The 55 pts in the AZA-001 cohort had a median age of 70 years (52-80), 23% (20-34%) median BM blast count, and 26% and 69%, had IPSS unfavorable or intermediate cytogenetics, respectively. Pts received a median of 8 (1–39) AZA treatment cycles. With a median follow-up of 20.1 months, 11/55 (20%) pts in this cohort were alive ≥2 years after beginning AZA. None of the 11 pts had achieved CR or PR with AZA. According to IWG 2000 criteria, 4 pts had achieved HI and 7 pts had SD as best responses.

In the ATU cohort, median follow-up was 15.6 months. Of 148 AML pts, 68 (46%) had entered the study ≥2 years before the reference date of analysis (Jan 2010). Of them, 29 pts had 20–30% BM blasts and 39 pts had >30% BM blasts. Of pts with 20–30% BM blasts, 7/29 (24%) were alive at 2 years. As best response to AZA, only 2 of the 7 pts (29%) had achieved CR, 2 achieved HI, and 3 had SD. Of pts with >30% BM blasts, 5/39 (13%) were alive at 2 years; best responses included CR (n=1), PR (n=1), morphologic CR with incomplete count recovery (CRi; n=2), and SD (n=1). Only 1 of the 12 AML pts who survived ′2 years had undergone allogeneic transplant (pt had AML with 20–30% BM blasts and SD as best response), after 4 cycles of AZA.

In 2 independent cohorts of pts with AML treated with AZA, most pts with 20–30% BM blasts who survived ≥2 years (16/18, 89%) did so despite a lack of CR or PR. This finding appeared less clear in patients with >30% blasts. These results warrant confirmation in larger pt numbers but suggest that, as in MDS, traditional morphological responses of CR/PR may not be required to obtain prolonged survival in pts with AML, especially pts with 20–30% BM blasts, treated with AZA.

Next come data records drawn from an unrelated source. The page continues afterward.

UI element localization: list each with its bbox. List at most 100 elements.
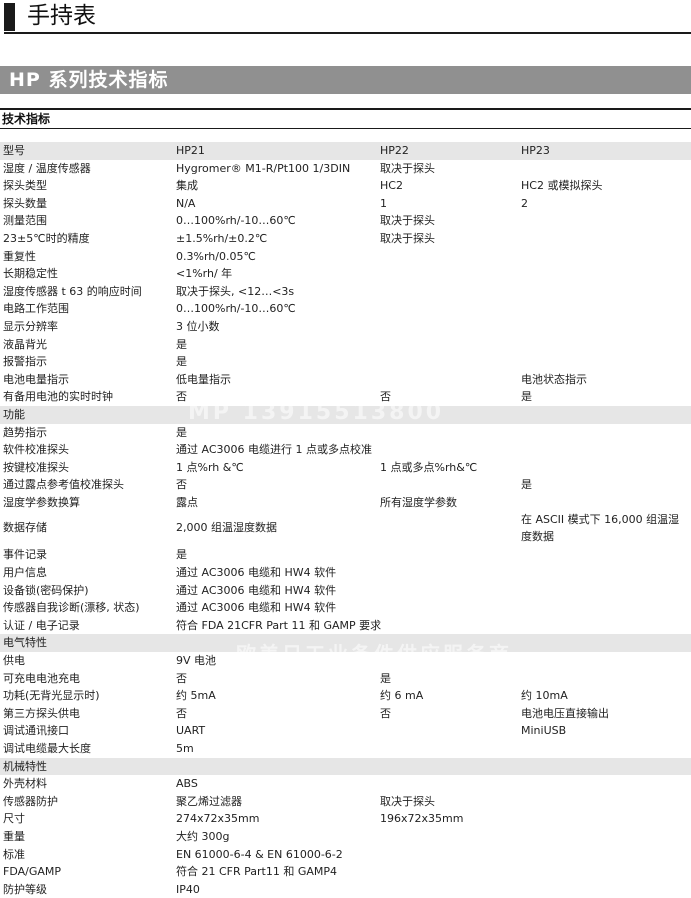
row-label: 湿度学参数换算 [3,495,80,509]
row-label: 认证 / 电子记录 [3,618,80,632]
row-label: 液晶背光 [3,337,47,351]
section-top-rule [0,108,691,110]
table-row: 湿度 / 温度传感器 Hygromer® M1-R/Pt100 1/3DIN 取决于… [0,160,691,178]
cell-hp21: <1%rh/ 年 [176,267,233,281]
cell-hp21: 是 [176,425,187,439]
row-label: 调试通讯接口 [3,724,69,738]
cell-hp21: 符合 21 CFR Part11 和 GAMP4 [176,865,338,879]
cell-hp22: 196x72x35mm [380,812,464,826]
title-bar-decoration [4,3,15,31]
cell-hp22: HC2 [380,179,403,193]
row-label: 功能 [3,407,25,421]
row-label: 电气特性 [3,636,47,650]
cell-hp21: 9V 电池 [176,654,217,668]
cell-hp21: 否 [176,671,187,685]
row-label: 通过露点参考值校准探头 [3,478,124,492]
cell-hp21: 通过 AC3006 电缆进行 1 点或多点校准 [176,443,372,457]
row-label: 有备用电池的实时时钟 [3,390,113,404]
spec-table: 型号 HP21 HP22 HP23 湿度 / 温度传感器 Hygromer® M1-R/P… [0,142,691,898]
table-row: 电路工作范围 0…100%rh/-10…60℃ [0,300,691,318]
cell-hp21: 否 [176,706,187,720]
cell-hp21: 通过 AC3006 电缆和 HW4 软件 [176,583,337,597]
page-header: 手持表 [0,0,691,34]
cell-hp21: 5m [176,742,194,755]
cell-hp21: ABS [176,777,198,791]
cell-hp21: 约 5mA [176,689,216,703]
table-row: 传感器自我诊断(漂移, 状态) 通过 AC3006 电缆和 HW4 软件 [0,599,691,617]
row-label: 事件记录 [3,548,47,562]
table-row: 尺寸 274x72x35mm 196x72x35mm [0,810,691,828]
row-label: 电池电量指示 [3,372,69,386]
table-row: 湿度学参数换算 露点 所有湿度学参数 [0,494,691,512]
cell-hp21: 否 [176,390,187,404]
cell-hp21: 大约 300g [176,829,230,843]
table-row: 设备锁(密码保护) 通过 AC3006 电缆和 HW4 软件 [0,582,691,600]
cell-hp21: 是 [176,337,187,351]
cell-hp22: 1 [380,196,387,210]
row-label: 设备锁(密码保护) [3,583,89,597]
row-label: 电路工作范围 [3,302,69,316]
row-label: 重量 [3,829,25,843]
row-label: 重复性 [3,249,36,263]
row-label: 调试电缆最大长度 [3,742,91,755]
cell-hp23: 电池电压直接输出 [521,706,609,720]
cell-hp22: 否 [380,706,391,720]
row-label: 标准 [3,847,25,861]
row-label: 防护等级 [3,882,47,896]
row-label: 湿度传感器 t 63 的响应时间 [3,284,142,298]
cell-hp22: 约 6 mA [380,689,424,703]
row-label: 长期稳定性 [3,267,58,281]
cell-hp23: 2 [521,196,528,210]
table-row: 外壳材料 ABS [0,775,691,793]
table-row: 数据存储 2,000 组温湿度数据 在 ASCII 模式下 16,000 组温湿度数… [0,511,691,546]
cell-hp21: 露点 [176,495,198,509]
cell-hp22: 1 点或多点%rh&℃ [380,460,478,474]
row-label: 数据存储 [3,521,47,535]
watermark-phone: MP 13915513800 [188,400,445,425]
table-row: 湿度传感器 t 63 的响应时间 取决于探头, <12…<3s [0,283,691,301]
table-row: 用户信息 通过 AC3006 电缆和 HW4 软件 [0,564,691,582]
table-row: 传感器防护 聚乙烯过滤器 取决于探头 [0,793,691,811]
row-label: 供电 [3,654,25,668]
row-label: 功耗(无背光显示时) [3,689,100,703]
table-row: 认证 / 电子记录 符合 FDA 21CFR Part 11 和 GAMP 要求 [0,617,691,635]
table-row: 重量 大约 300g [0,828,691,846]
table-row: 探头数量 N/A 1 2 [0,195,691,213]
row-label: 传感器防护 [3,794,58,808]
row-label: 外壳材料 [3,777,47,791]
cell-hp22: 所有湿度学参数 [380,495,457,509]
row-label: 传感器自我诊断(漂移, 状态) [3,601,140,615]
table-row: FDA/GAMP 符合 21 CFR Part11 和 GAMP4 [0,863,691,881]
cell-hp22: 是 [380,671,391,685]
cell-hp21: 符合 FDA 21CFR Part 11 和 GAMP 要求 [176,618,382,632]
series-title: HP 系列技术指标 [9,69,169,91]
cell-hp23: MiniUSB [521,724,567,738]
cell-hp21: 通过 AC3006 电缆和 HW4 软件 [176,601,337,615]
row-label: 第三方探头供电 [3,706,80,720]
table-row: 调试电缆最大长度 5m [0,740,691,758]
row-label: 显示分辨率 [3,319,58,333]
cell-hp21: 274x72x35mm [176,812,260,826]
row-label: 软件校准探头 [3,443,69,457]
table-row: 软件校准探头 通过 AC3006 电缆进行 1 点或多点校准 [0,441,691,459]
cell-hp22: 取决于探头 [380,161,435,175]
cell-hp22: HP22 [380,144,409,157]
row-label: 趋势指示 [3,425,47,439]
cell-hp23: 约 10mA [521,689,568,703]
row-label: 23±5℃时的精度 [3,231,90,245]
cell-hp21: 1 点%rh &℃ [176,460,244,474]
cell-hp21: 否 [176,478,187,492]
cell-hp21: 2,000 组温湿度数据 [176,521,277,535]
cell-hp22: 取决于探头 [380,214,435,228]
table-row: 探头类型 集成 HC2 HC2 或模拟探头 [0,177,691,195]
cell-hp21: 0…100%rh/-10…60℃ [176,214,296,228]
page-title: 手持表 [27,3,96,29]
cell-hp21: 低电量指示 [176,372,231,386]
row-label: 按键校准探头 [3,460,69,474]
cell-hp23: HC2 或模拟探头 [521,179,603,193]
table-row: 可充电电池充电 否 是 [0,670,691,688]
table-row: 测量范围 0…100%rh/-10…60℃ 取决于探头 [0,212,691,230]
cell-hp21: 通过 AC3006 电缆和 HW4 软件 [176,566,337,580]
table-row: 调试通讯接口 UART MiniUSB [0,722,691,740]
table-row: 标准 EN 61000-6-4 & EN 61000-6-2 [0,846,691,864]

Off Label Use: Azacitidine in Acute Myeloid Leukemia with >30% marrow blasts. Beach: Celgene: Employment. Swern: Celgene: Employment. Fenaux: Celgene: Honoraria, Research Funding; Novartis: Honoraria, Research Funding; Janssen Cilag: Honoraria, Research Funding; Roche: Honoraria, Research Funding; Amgen: Honoraria, Research Funding; GSK: Honoraria, Research Funding; Merck: Honoraria, Research Funding; Cephalon: Honoraria, Research Funding.